I posted what follows as a reply to a comment, and was told it should have been an answer. So I’m reposting it here as such.

As someone married to an only child, I feel compelled to note that his parents *did* expect to be cared for in their old age. If we had not been married, the burden on him would have been crushing. And when they died, he was the only one able to sort out the vast accumulation of junk they had acquired over their very long lives. So if you plan to have only one child, do that child a favour and keep your possessions to a minimum.

The other brutal truth is best illustrated by the Chocolate-Chip-Cookie story. We were visiting my in-laws out of town with our 2-year-old daughter. We had put her down for the night and were about to go out for a walk around the neighbourhood, when my father-in-law trotted out his home-made chocolate-chip cookies and offered us two each. I ate mine on the spot. My husband put his at his place on the kitchen table and said, ‘We’re going for a walk, and I’ll have mine when we get back.’

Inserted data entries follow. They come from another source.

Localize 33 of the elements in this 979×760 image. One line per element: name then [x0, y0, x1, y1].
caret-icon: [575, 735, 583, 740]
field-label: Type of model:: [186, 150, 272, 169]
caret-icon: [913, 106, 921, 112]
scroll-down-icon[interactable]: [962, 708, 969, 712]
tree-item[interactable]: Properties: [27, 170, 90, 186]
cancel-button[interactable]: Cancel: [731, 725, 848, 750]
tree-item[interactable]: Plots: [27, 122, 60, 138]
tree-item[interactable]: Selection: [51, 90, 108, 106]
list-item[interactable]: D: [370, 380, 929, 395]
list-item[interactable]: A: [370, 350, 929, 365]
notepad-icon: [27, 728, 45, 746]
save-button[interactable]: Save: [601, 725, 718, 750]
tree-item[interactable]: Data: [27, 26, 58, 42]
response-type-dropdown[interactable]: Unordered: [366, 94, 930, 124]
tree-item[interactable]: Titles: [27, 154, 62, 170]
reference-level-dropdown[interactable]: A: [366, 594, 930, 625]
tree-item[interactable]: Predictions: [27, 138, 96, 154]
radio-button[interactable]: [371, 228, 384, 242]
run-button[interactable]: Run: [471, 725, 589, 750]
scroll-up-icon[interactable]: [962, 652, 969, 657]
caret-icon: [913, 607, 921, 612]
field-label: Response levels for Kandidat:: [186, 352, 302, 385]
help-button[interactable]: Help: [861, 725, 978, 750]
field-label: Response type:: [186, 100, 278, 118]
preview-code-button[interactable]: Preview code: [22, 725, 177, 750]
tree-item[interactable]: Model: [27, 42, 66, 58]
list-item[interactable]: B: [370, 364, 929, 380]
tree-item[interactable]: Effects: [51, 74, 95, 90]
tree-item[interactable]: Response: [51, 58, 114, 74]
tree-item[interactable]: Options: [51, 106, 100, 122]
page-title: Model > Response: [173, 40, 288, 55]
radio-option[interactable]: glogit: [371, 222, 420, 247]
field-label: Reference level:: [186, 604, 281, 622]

This was an opening too good to ignore, so I made the observation that anyone could tell he was an only child. This rankled my mother-in-law, who had taken pains over the years not to spoil him, so she demanded to know why I had said that.‘He’s going to leave those cookies there,’ I replied, ‘and he seriously expects them still to be there when we get back.’Well, she was an only child, too, so she and my husband stared at each other in complete lack of comprehension. My father-in-law, who had an older sister and a stepbrother, roared with laughter.

There’s the other ugly truth. It’s not possible for an only child not to be spoilt. They have absolutely no idea what it is to fight tooth and claw for the right to their own privacy or possessions.